Thinking About a Bank Loan to Finance Growth? Read this.

Most companies want to grow. And they want to grow faster. But “whether they do will be heavily influenced by their ability to finance that growth – either through earning or outside sources.”[1]

Craig Everett, director of the Pepperdine Private Capital Markets Project, shared that “nearly 89% of business owners report having the enthusiasm to execute growth strategies, yet just 46% report having the necessary financial resources to successfully execute growth strategies.”[2]

The main reasons why business loans get rejected are the business’s quality of earnings and cash flow. Secondary reasons include insufficient collateral and debt load.

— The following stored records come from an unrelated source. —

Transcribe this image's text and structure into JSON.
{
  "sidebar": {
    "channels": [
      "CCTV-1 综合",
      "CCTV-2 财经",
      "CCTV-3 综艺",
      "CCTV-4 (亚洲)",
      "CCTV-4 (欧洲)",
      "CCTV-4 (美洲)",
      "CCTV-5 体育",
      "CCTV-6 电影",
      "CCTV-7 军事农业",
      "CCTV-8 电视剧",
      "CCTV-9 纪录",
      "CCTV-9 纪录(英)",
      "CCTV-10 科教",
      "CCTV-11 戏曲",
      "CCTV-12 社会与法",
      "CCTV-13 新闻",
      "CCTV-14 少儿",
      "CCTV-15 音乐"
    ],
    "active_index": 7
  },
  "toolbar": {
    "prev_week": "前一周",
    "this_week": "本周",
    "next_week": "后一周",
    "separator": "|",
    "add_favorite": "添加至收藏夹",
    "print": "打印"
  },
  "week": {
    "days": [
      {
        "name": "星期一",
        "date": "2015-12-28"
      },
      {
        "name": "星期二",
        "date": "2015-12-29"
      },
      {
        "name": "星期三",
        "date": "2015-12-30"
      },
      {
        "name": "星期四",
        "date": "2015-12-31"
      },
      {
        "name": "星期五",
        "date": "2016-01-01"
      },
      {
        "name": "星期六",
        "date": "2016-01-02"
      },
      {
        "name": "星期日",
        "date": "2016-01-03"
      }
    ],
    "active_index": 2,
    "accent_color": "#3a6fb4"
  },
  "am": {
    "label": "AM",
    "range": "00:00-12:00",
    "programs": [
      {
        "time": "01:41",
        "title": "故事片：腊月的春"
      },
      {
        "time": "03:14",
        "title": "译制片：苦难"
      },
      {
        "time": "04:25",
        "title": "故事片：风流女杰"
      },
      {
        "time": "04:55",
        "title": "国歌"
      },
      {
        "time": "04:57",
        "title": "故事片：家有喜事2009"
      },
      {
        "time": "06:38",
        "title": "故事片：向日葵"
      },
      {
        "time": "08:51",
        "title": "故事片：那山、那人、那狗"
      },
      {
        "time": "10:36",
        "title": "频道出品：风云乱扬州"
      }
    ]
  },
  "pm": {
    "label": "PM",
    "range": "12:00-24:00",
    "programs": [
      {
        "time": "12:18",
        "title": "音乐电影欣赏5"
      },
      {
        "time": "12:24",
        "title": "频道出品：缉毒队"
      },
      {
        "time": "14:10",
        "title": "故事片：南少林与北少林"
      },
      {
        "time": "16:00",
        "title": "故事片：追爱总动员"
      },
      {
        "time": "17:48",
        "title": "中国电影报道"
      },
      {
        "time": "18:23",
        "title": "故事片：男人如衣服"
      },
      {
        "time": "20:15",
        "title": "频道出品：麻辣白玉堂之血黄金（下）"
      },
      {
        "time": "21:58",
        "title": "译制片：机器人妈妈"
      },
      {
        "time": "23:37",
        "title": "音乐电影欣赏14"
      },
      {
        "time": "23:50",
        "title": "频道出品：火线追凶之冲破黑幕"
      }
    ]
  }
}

But why does quality of earnings affect a bank’s decision? Quality of earnings is a result of clean and accurate financial statements and not accounting techniques for tax purposes.  A company’s earnings need to reflect your business’s operating performance.  

The top reasons for declined loans are outlined by the Capital Markets Report.

To best prepare a business for financing or to reduce the need for financing, the business operating cash flow should be as strong as possible. One metric for measuring and improving cash flow is the Cash Conversion Cycle, which you can read about here.

As always, don’t borrow money, if you can adequately fund growth internally. Too many businesses have failed because of a poor borrowing strategy.